The Securities and Exchange Commission has announced charges against Daryl F. Heller of Pennsylvania and his companies, Prestige Investment Group, LLC and Paramount Management Group, LLC, for allegedly orchestrating a multi-year Ponzi scheme that resulted in approximately $400 million in investor losses.
According to the complaint, from January 2017 through June 2024, Heller and Prestige raised over $770 million from approximately 2,700 investors, many of whom were retail investors, with promises to invest in ATMs operated by Paramount. The filing alleges that Heller exploited his control of both Prestige and Paramount to create the false impression of a successful, nationwide ATM network, assuring investors of fixed monthly distributions derived from income earned through ATM transaction fees and related charges. In reality, the defendants are accused of misrepresenting the true size and profitability of the ATM network, primarily funding distributions to investors with money from new investments and high-interest, short-term loans. Furthermore, Heller allegedly misappropriated more than $185 million of investor funds for his personal benefit, including the acquisition of a beach house and investments in his other businesses.
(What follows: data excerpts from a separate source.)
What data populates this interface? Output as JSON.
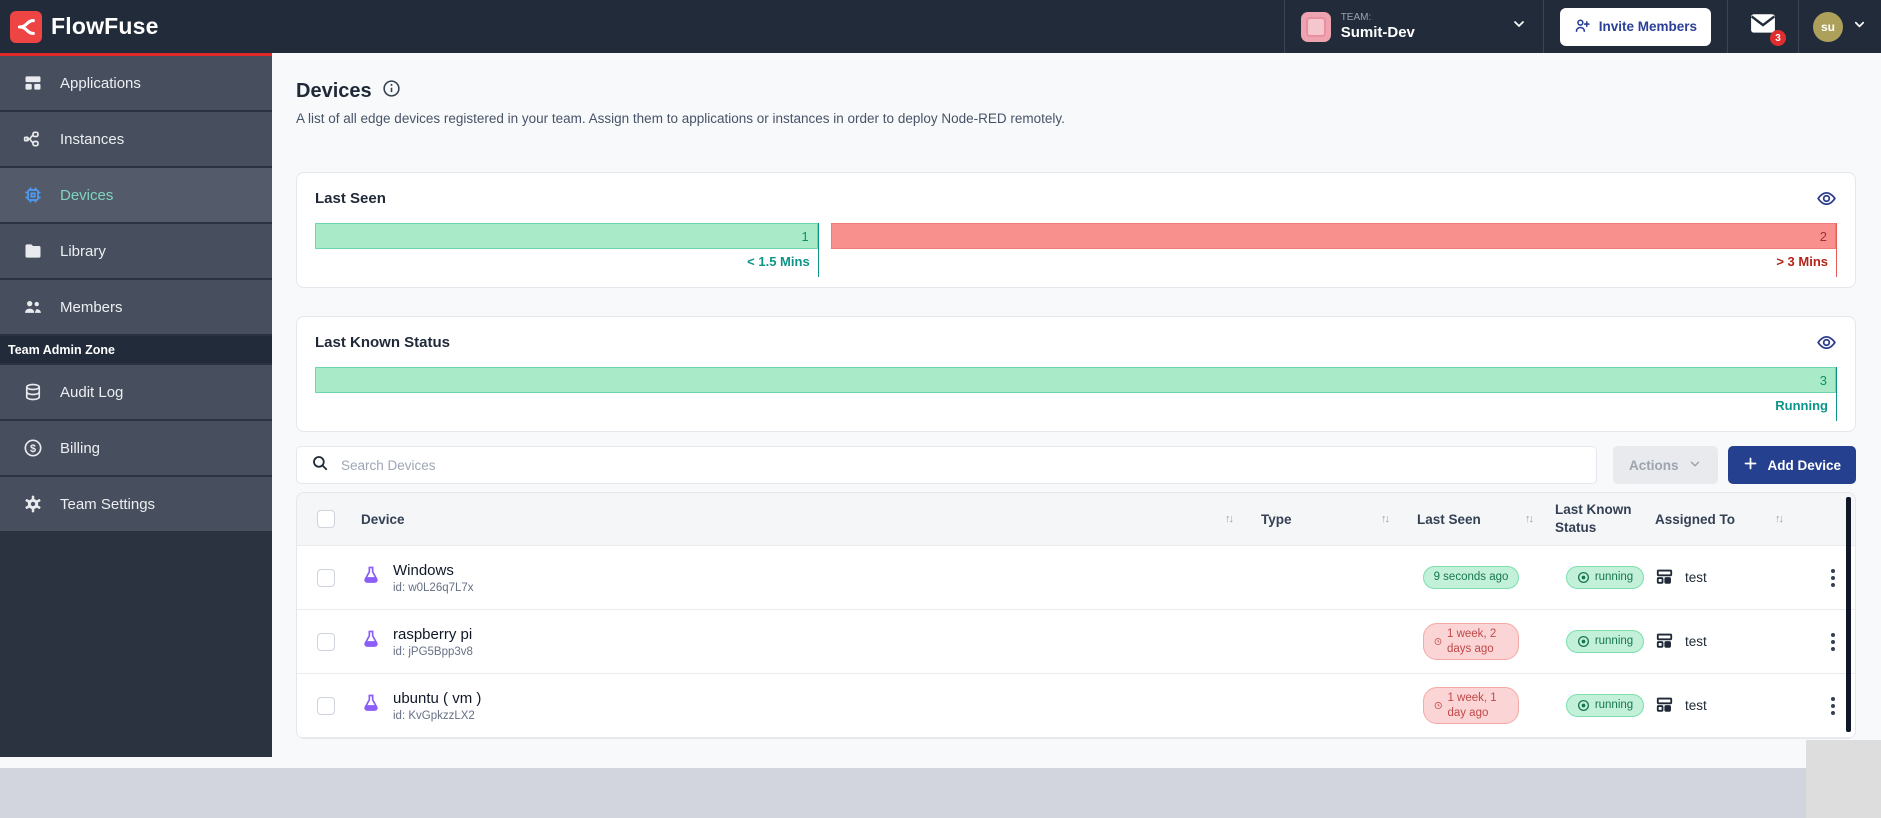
{
  "navbar": {
    "logo_text": "FlowFuse",
    "team_label": "TEAM:",
    "team_name": "Sumit-Dev",
    "invite_button_label": "Invite Members",
    "notification_count": "3",
    "avatar_initials": "su"
  },
  "sidebar": {
    "items": [
      {
        "label": "Applications"
      },
      {
        "label": "Instances"
      },
      {
        "label": "Devices"
      },
      {
        "label": "Library"
      },
      {
        "label": "Members"
      }
    ],
    "section_label": "Team Admin Zone",
    "admin_items": [
      {
        "label": "Audit Log"
      },
      {
        "label": "Billing"
      },
      {
        "label": "Team Settings"
      }
    ]
  },
  "page": {
    "title": "Devices",
    "description": "A list of all edge devices registered in your team. Assign them to applications or instances in order to deploy Node-RED remotely."
  },
  "chart_data": [
    {
      "type": "bar",
      "title": "Last Seen",
      "categories": [
        "< 1.5 Mins",
        "> 3 Mins"
      ],
      "values": [
        1,
        2
      ],
      "colors": [
        "#A9EBC9",
        "#F8918E"
      ],
      "segments": [
        {
          "value": "1",
          "label": "< 1.5 Mins"
        },
        {
          "value": "2",
          "label": "> 3 Mins"
        }
      ]
    },
    {
      "type": "bar",
      "title": "Last Known Status",
      "categories": [
        "Running"
      ],
      "values": [
        3
      ],
      "colors": [
        "#A9EBC9"
      ],
      "segments": [
        {
          "value": "3",
          "label": "Running"
        }
      ]
    }
  ],
  "toolbar": {
    "search_placeholder": "Search Devices",
    "actions_label": "Actions",
    "add_device_label": "Add Device"
  },
  "table": {
    "headers": [
      "Device",
      "Type",
      "Last Seen",
      "Last Known Status",
      "Assigned To"
    ],
    "rows": [
      {
        "name": "Windows",
        "id": "id: w0L26q7L7x",
        "last_seen": "9 seconds ago",
        "status": "running",
        "assigned_to": "test"
      },
      {
        "name": "raspberry pi",
        "id": "id: jPG5Bpp3v8",
        "last_seen": "1 week, 2 days ago",
        "status": "running",
        "assigned_to": "test"
      },
      {
        "name": "ubuntu ( vm )",
        "id": "id: KvGpkzzLX2",
        "last_seen": "1 week, 1 day ago",
        "status": "running",
        "assigned_to": "test"
      }
    ]
  },
  "icons": {
    "dollar": "$"
  },
  "colors": {
    "accent_red": "#E02A2A",
    "brand_red": "#EE4444",
    "navbar_bg": "#222B3A",
    "sidebar_bg": "#474E5D",
    "active_item_text": "#7FD4BC",
    "active_item_icon": "#4E9CF5",
    "navy_button": "#25408F",
    "green_bar": "#A9EBC9",
    "red_bar": "#F8918E",
    "teal_text": "#0D9488",
    "red_text": "#B42318",
    "badge_green_bg": "#C3F0D8",
    "badge_red_bg": "#FBD5D5",
    "flask_purple": "#8B5CF6"
  }
}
Scott A. Thompson, Associate Director of Enforcement in the SEC’s Philadelphia Regional Office, commented on the charges, stating, “Heller allegedly exploited his connections to his community and deceived retail investors into thinking the ATM investments were safe and reliable, when in reality he used only a fraction of investor funds to buy ATMs and misappropriated $185 million.” Thompson reaffirmed the SEC’s commitment to diligently pursuing those who prey on hard-working investors and holding wrongdoers accountable.
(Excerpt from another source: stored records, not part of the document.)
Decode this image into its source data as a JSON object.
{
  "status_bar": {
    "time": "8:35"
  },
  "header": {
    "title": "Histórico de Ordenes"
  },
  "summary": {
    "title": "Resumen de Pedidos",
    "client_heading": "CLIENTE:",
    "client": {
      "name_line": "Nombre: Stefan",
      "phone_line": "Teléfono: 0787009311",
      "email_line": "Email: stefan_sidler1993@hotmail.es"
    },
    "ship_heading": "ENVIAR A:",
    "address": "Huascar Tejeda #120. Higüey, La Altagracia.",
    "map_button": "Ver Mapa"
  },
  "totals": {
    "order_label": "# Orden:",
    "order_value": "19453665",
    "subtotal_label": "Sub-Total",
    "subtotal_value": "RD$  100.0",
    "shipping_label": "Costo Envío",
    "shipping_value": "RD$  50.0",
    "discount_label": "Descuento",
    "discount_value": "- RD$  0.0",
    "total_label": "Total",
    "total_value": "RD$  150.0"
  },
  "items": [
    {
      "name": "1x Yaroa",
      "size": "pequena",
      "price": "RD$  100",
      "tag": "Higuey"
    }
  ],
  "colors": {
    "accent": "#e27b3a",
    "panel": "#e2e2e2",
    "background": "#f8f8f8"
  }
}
The SEC’s complaint, filed in U.S. District Court for the Eastern District of Pennsylvania, charges Heller, Prestige, and Paramount with violations of the antifraud provisions of the federal securities laws. The Commission is seeking permanent injunctions, disgorgement of ill-gotten gains with prejudgment interest, and civil penalties against the defendants, in addition to a conduct-based injunction and an officer and director bar specifically against Heller.
In a parallel development, the U.S. Attorney’s Office for the Eastern District of Pennsylvania has announced criminal charges against Heller. The SEC expressed its appreciation for the assistance provided by the U.S. Attorney’s Office for the Eastern District of Pennsylvania, the FBI, and the Internal Revenue Service in this matter.